4 CommentsLeave a comment

  1. Amen Hallelujah

  2. Bro. Williams, I came upon your blog by way of looking up further youtubes on the late Bishop David Ellis. It is rare in this day and time to find someone outside of my church body “New Born Lighthouse Churches of the Apostolic Faith” speaking the same things we are taught. May God every bless you with courage to speak the truth.

    • God bless you for the kind words, Sister Hall. Though my teachings can be somewhat out of the box at times, at the same time I am ole time Apostolic, and I’m not doubting about the way.

      Continue to keep me in your prayers, as I will too the same for you and all the saints at New Born Lighthouse Churches of the Apostolic Faith. If it’s God will maybe one day we will be able to fellowship together. God bless you once again.

  3. Sir Byron,
    I am speechless and utterly amazed by your words; beliefs, mantra. I knew that there was something different about you, when unconsciously comparing you to others.

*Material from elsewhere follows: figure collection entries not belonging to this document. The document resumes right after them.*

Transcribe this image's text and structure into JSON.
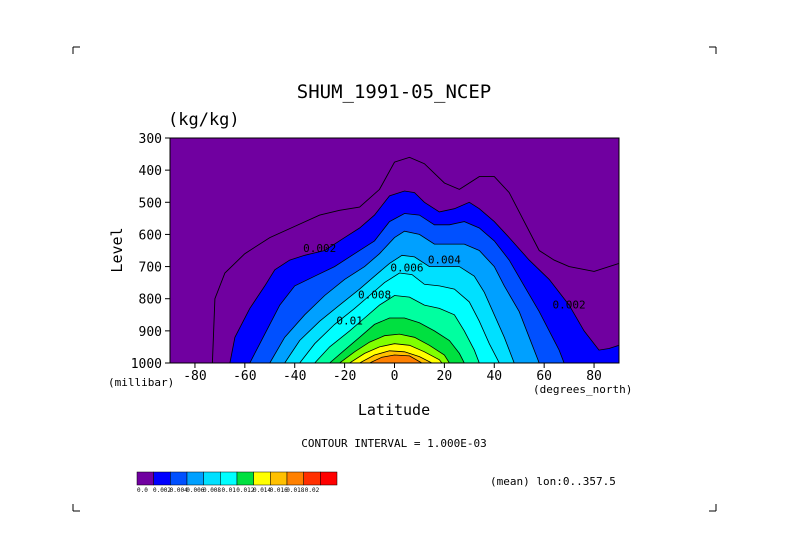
{
  "chart_data": {
    "type": "contour",
    "title": "SHUM_1991-05_NCEP",
    "units": "(kg/kg)",
    "xlabel": "Latitude",
    "ylabel": "Level",
    "x_unit": "(degrees_north)",
    "y_unit": "(millibar)",
    "xlim": [
      -90,
      90
    ],
    "ylim": [
      1000,
      300
    ],
    "y_reversed": true,
    "x_ticks": [
      -80,
      -60,
      -40,
      -20,
      0,
      20,
      40,
      60,
      80
    ],
    "y_ticks": [
      300,
      400,
      500,
      600,
      700,
      800,
      900,
      1000
    ],
    "contour_interval_text": "CONTOUR INTERVAL = 1.000E-03",
    "averaging_text": "(mean) lon:0..357.5",
    "contour_labels": [
      {
        "text": "0.002",
        "lat": -30,
        "level": 655
      },
      {
        "text": "0.004",
        "lat": 20,
        "level": 690
      },
      {
        "text": "0.006",
        "lat": 5,
        "level": 715
      },
      {
        "text": "0.008",
        "lat": -8,
        "level": 800
      },
      {
        "text": "0.01",
        "lat": -18,
        "level": 880
      },
      {
        "text": "0.002",
        "lat": 70,
        "level": 830
      }
    ],
    "fields": [
      {
        "threshold": 0.001,
        "color": "#0000ff",
        "points": [
          [
            -66,
            1000
          ],
          [
            -64,
            920
          ],
          [
            -58,
            830
          ],
          [
            -52,
            760
          ],
          [
            -48,
            710
          ],
          [
            -42,
            680
          ],
          [
            -36,
            665
          ],
          [
            -28,
            650
          ],
          [
            -20,
            610
          ],
          [
            -14,
            580
          ],
          [
            -8,
            540
          ],
          [
            -2,
            480
          ],
          [
            4,
            465
          ],
          [
            8,
            470
          ],
          [
            12,
            500
          ],
          [
            18,
            530
          ],
          [
            24,
            520
          ],
          [
            30,
            500
          ],
          [
            34,
            520
          ],
          [
            40,
            560
          ],
          [
            46,
            610
          ],
          [
            54,
            680
          ],
          [
            62,
            740
          ],
          [
            70,
            820
          ],
          [
            76,
            900
          ],
          [
            82,
            960
          ],
          [
            86,
            955
          ],
          [
            90,
            945
          ],
          [
            90,
            1000
          ]
        ]
      },
      {
        "threshold": 0.002,
        "color": "#0050ff",
        "points": [
          [
            -58,
            1000
          ],
          [
            -52,
            910
          ],
          [
            -46,
            820
          ],
          [
            -40,
            760
          ],
          [
            -32,
            730
          ],
          [
            -24,
            700
          ],
          [
            -16,
            660
          ],
          [
            -8,
            620
          ],
          [
            -2,
            560
          ],
          [
            4,
            535
          ],
          [
            10,
            540
          ],
          [
            16,
            570
          ],
          [
            22,
            570
          ],
          [
            28,
            560
          ],
          [
            34,
            580
          ],
          [
            40,
            620
          ],
          [
            46,
            680
          ],
          [
            52,
            760
          ],
          [
            58,
            840
          ],
          [
            62,
            900
          ],
          [
            66,
            960
          ],
          [
            68,
            1000
          ]
        ]
      },
      {
        "threshold": 0.003,
        "color": "#00a0ff",
        "points": [
          [
            -50,
            1000
          ],
          [
            -44,
            920
          ],
          [
            -36,
            850
          ],
          [
            -28,
            790
          ],
          [
            -20,
            740
          ],
          [
            -12,
            700
          ],
          [
            -6,
            660
          ],
          [
            0,
            610
          ],
          [
            4,
            590
          ],
          [
            10,
            600
          ],
          [
            16,
            630
          ],
          [
            22,
            630
          ],
          [
            28,
            630
          ],
          [
            34,
            650
          ],
          [
            40,
            700
          ],
          [
            44,
            760
          ],
          [
            50,
            840
          ],
          [
            54,
            920
          ],
          [
            58,
            1000
          ]
        ]
      },
      {
        "threshold": 0.004,
        "color": "#00e0ff",
        "points": [
          [
            -44,
            1000
          ],
          [
            -38,
            930
          ],
          [
            -30,
            870
          ],
          [
            -22,
            820
          ],
          [
            -14,
            770
          ],
          [
            -8,
            730
          ],
          [
            -2,
            690
          ],
          [
            3,
            665
          ],
          [
            8,
            670
          ],
          [
            14,
            700
          ],
          [
            20,
            700
          ],
          [
            26,
            700
          ],
          [
            32,
            730
          ],
          [
            36,
            780
          ],
          [
            40,
            850
          ],
          [
            44,
            920
          ],
          [
            48,
            1000
          ]
        ]
      },
      {
        "threshold": 0.005,
        "color": "#00ffff",
        "points": [
          [
            -38,
            1000
          ],
          [
            -32,
            940
          ],
          [
            -24,
            880
          ],
          [
            -16,
            830
          ],
          [
            -10,
            790
          ],
          [
            -4,
            750
          ],
          [
            2,
            720
          ],
          [
            7,
            725
          ],
          [
            12,
            755
          ],
          [
            18,
            760
          ],
          [
            24,
            770
          ],
          [
            30,
            810
          ],
          [
            34,
            870
          ],
          [
            38,
            940
          ],
          [
            42,
            1000
          ]
        ]
      },
      {
        "threshold": 0.006,
        "color": "#00ffa0",
        "points": [
          [
            -32,
            1000
          ],
          [
            -26,
            950
          ],
          [
            -18,
            900
          ],
          [
            -12,
            860
          ],
          [
            -6,
            820
          ],
          [
            0,
            790
          ],
          [
            6,
            795
          ],
          [
            12,
            820
          ],
          [
            18,
            830
          ],
          [
            24,
            850
          ],
          [
            28,
            900
          ],
          [
            32,
            960
          ],
          [
            34,
            1000
          ]
        ]
      },
      {
        "threshold": 0.008,
        "color": "#00e040",
        "points": [
          [
            -26,
            1000
          ],
          [
            -20,
            960
          ],
          [
            -14,
            920
          ],
          [
            -8,
            880
          ],
          [
            -2,
            860
          ],
          [
            4,
            860
          ],
          [
            10,
            875
          ],
          [
            16,
            900
          ],
          [
            22,
            930
          ],
          [
            26,
            970
          ],
          [
            28,
            1000
          ]
        ]
      },
      {
        "threshold": 0.009,
        "color": "#80ff00",
        "points": [
          [
            -22,
            1000
          ],
          [
            -16,
            965
          ],
          [
            -10,
            935
          ],
          [
            -4,
            915
          ],
          [
            2,
            910
          ],
          [
            8,
            920
          ],
          [
            14,
            945
          ],
          [
            20,
            975
          ],
          [
            22,
            1000
          ]
        ]
      },
      {
        "threshold": 0.01,
        "color": "#ffff00",
        "points": [
          [
            -18,
            1000
          ],
          [
            -12,
            970
          ],
          [
            -6,
            950
          ],
          [
            0,
            940
          ],
          [
            6,
            945
          ],
          [
            12,
            965
          ],
          [
            18,
            990
          ],
          [
            19,
            1000
          ]
        ]
      },
      {
        "threshold": 0.012,
        "color": "#ffc000",
        "points": [
          [
            -14,
            1000
          ],
          [
            -8,
            975
          ],
          [
            -2,
            962
          ],
          [
            4,
            965
          ],
          [
            10,
            980
          ],
          [
            15,
            1000
          ]
        ]
      },
      {
        "threshold": 0.014,
        "color": "#ff8000",
        "points": [
          [
            -10,
            1000
          ],
          [
            -5,
            982
          ],
          [
            0,
            975
          ],
          [
            6,
            978
          ],
          [
            11,
            1000
          ]
        ]
      }
    ],
    "outer_contours": [
      {
        "value": 0.001,
        "points": [
          [
            -73,
            1000
          ],
          [
            -72,
            800
          ],
          [
            -68,
            720
          ],
          [
            -60,
            660
          ],
          [
            -50,
            610
          ],
          [
            -40,
            575
          ],
          [
            -30,
            540
          ],
          [
            -22,
            525
          ],
          [
            -14,
            515
          ],
          [
            -6,
            460
          ],
          [
            0,
            375
          ],
          [
            6,
            360
          ],
          [
            12,
            380
          ],
          [
            20,
            440
          ],
          [
            26,
            460
          ],
          [
            34,
            420
          ],
          [
            40,
            420
          ],
          [
            46,
            470
          ],
          [
            52,
            560
          ],
          [
            58,
            650
          ],
          [
            64,
            680
          ],
          [
            70,
            700
          ],
          [
            80,
            715
          ],
          [
            90,
            690
          ]
        ]
      }
    ],
    "colorbar": {
      "colors": [
        "#7000a0",
        "#0000ff",
        "#0050ff",
        "#00a0ff",
        "#00e0ff",
        "#00ffff",
        "#00e040",
        "#ffff00",
        "#ffc000",
        "#ff8000",
        "#ff3000",
        "#ff0000"
      ],
      "labels": [
        "0.0",
        "0.002",
        "0.004",
        "0.006",
        "0.008",
        "0.01",
        "0.012",
        "0.014",
        "0.016",
        "0.018",
        "0.02"
      ]
    },
    "background_color": "#7000a0"
  }
}
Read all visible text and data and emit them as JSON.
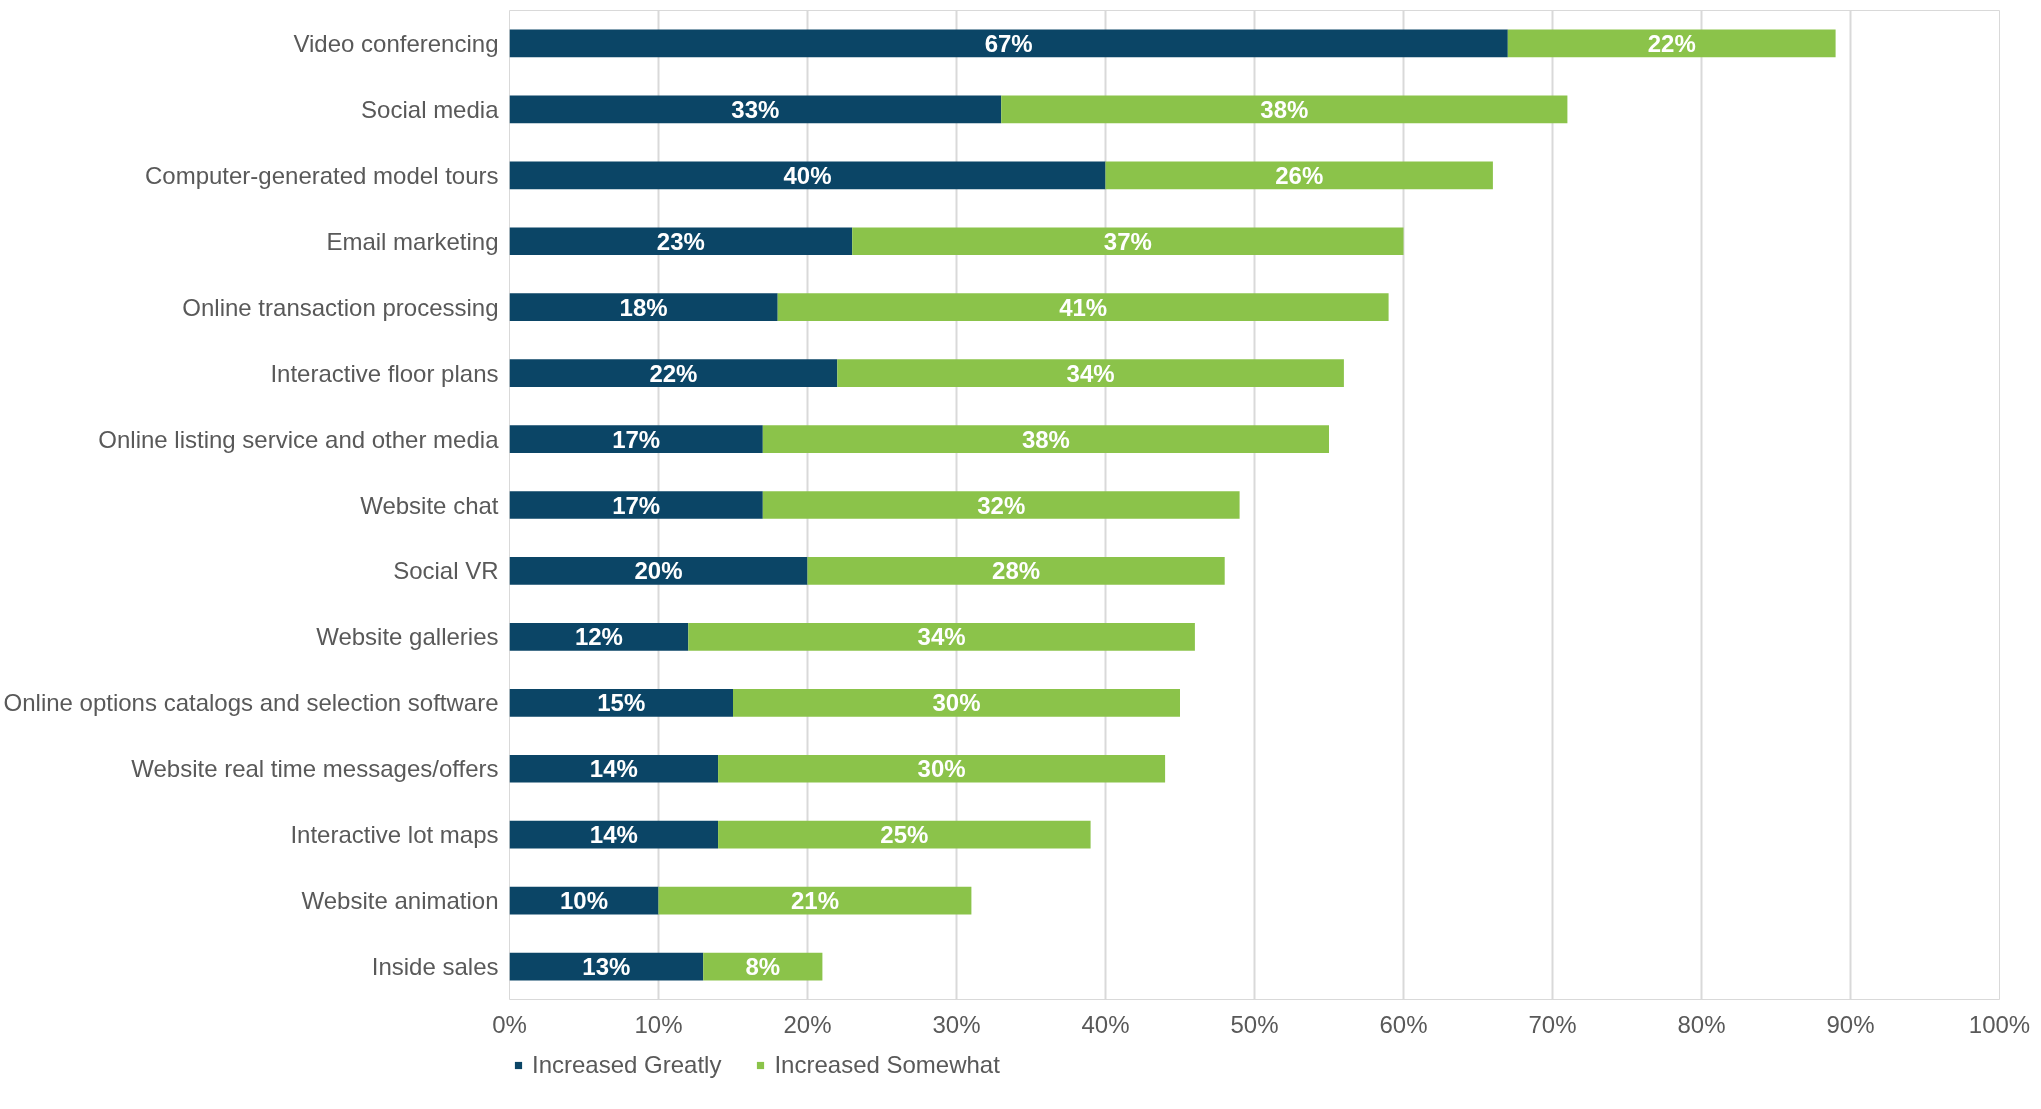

At 12 years old, I read the Bible from the beginning to the end, instilling in me many virtues that I hold to this day. However, your teachings reminded me of things that I am not proud of, things that I excused as antics of one who is desperate or misguided. In some parts, true. All of that to say, YOU can easily be followed by others in your shere beliefs, however aggressive. Surely, they are aggressive, yet, on point. And, I must tell you that, out of every Leader who teaches, proclaims Jesus as their model, you are the first to touch my soul.
    Being a seventh child, among other things growing up, your life almost mirrored mine, only, I was not as strong to withstand. I commend you because I know that you practice what you preach..I am going to introduce your teachings to my children, especially my son. I know that he, my son, will applaud because his values are somewhat similar. Your blog site is remarkable, very user-friendly, and appealing. I will visit it on a daily basis. Thank you very much.